Threats such as these make conserving these lumbering creatures difficult but not impossible. Lake Nakuru National Park (in 2009) recorded having 25 Eastern Black and a further 70 Southern White Rhinos.
So, if you want to see the famous Rhinoceros then head to Lake Nakuru where you might also get the chance to see the lake’s famous pink flamingos.
Spotting these spotted cats is no easy task, no matter how concentrated their population. The elusive and incredibly private creatures often lounge in Yellow Fever trees or in dense woodland, so you must keep your wits about you if you want to see one.
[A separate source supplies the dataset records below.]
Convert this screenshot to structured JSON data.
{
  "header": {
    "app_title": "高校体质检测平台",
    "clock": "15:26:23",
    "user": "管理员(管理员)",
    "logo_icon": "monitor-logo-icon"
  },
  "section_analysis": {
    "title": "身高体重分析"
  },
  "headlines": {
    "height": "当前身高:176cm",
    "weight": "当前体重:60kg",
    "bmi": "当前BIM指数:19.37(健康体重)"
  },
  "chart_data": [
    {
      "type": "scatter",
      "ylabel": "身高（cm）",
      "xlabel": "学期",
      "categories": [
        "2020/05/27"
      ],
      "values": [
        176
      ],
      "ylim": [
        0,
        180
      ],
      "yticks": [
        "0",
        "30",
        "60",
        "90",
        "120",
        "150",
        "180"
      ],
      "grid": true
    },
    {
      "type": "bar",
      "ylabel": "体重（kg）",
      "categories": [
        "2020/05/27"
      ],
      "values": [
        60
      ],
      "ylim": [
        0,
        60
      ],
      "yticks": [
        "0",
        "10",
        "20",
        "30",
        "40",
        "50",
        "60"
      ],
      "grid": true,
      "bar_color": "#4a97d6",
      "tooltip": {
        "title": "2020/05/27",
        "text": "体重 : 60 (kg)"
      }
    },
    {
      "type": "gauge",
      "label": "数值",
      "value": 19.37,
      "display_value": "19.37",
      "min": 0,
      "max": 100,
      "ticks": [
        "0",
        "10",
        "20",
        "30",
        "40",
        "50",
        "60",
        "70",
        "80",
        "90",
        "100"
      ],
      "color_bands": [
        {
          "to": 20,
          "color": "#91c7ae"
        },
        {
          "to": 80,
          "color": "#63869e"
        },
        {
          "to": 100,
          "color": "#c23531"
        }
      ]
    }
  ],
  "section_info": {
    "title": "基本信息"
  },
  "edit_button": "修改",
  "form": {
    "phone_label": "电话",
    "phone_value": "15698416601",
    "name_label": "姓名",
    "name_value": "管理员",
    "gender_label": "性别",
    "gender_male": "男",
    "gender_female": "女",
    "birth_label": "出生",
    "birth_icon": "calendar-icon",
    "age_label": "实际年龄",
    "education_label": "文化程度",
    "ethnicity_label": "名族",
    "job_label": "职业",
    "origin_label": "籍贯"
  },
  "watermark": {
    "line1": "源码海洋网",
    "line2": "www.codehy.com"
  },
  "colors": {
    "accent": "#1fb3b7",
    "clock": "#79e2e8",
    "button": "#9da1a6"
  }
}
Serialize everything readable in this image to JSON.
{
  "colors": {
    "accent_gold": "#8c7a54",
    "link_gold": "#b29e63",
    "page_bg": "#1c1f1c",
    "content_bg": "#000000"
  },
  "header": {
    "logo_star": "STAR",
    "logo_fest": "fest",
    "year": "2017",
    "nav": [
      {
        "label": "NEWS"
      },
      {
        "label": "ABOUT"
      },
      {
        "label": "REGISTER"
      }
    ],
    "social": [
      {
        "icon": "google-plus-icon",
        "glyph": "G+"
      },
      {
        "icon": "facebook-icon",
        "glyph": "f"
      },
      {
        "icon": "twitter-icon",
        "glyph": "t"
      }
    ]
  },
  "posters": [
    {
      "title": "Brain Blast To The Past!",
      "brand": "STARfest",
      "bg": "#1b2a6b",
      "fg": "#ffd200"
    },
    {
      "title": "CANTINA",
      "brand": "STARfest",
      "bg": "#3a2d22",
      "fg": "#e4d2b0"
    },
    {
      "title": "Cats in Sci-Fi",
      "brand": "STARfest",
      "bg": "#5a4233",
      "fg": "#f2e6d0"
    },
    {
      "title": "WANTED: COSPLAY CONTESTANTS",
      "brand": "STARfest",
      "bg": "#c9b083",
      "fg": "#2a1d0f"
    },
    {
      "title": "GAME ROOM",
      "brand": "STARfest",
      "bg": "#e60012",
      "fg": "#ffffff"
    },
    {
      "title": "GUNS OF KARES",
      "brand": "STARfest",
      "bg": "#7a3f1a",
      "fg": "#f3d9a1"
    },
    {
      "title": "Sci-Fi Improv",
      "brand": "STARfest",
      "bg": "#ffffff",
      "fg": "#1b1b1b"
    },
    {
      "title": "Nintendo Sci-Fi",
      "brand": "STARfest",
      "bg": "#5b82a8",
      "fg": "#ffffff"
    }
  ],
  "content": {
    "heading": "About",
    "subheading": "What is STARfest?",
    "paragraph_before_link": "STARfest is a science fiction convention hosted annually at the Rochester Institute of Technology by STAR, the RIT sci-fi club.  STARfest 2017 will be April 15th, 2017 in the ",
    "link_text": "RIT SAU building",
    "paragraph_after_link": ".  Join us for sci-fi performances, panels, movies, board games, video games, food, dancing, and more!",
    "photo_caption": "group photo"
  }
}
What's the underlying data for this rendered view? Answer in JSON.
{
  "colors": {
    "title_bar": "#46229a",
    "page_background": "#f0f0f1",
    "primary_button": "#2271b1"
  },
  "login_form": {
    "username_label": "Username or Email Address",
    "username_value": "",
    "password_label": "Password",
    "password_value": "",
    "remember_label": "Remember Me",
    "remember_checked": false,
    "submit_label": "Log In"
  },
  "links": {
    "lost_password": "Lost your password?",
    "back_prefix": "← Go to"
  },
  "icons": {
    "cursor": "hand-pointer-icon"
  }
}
That said, it is possible and keen-eyed safari-goers often see Leopard. If they’re trying hard enough. The best place to do so is in the Maasai Mara, one of the best-known safari destinations. The Mara is truly stunning and a must-see if you love wildlife.
Cape Buffalo are something you must see first-hand and up-close to appreciate. They are far larger in real life than one would expect after seeing them on the TV. They are also fiercely protective and have been known to charge game-viewing cars (it wouldn’t be the wild without a little bit of excitement!).
Cape Buffalo thrive in the plains of Kenya and can be found in most of the National Parks listed above so make sure you go and find them, if you’re out looking. They might not be as well-known as the other four members of the big five but they’ve surprised many safari-goers with how incredible they can be to view first-hand.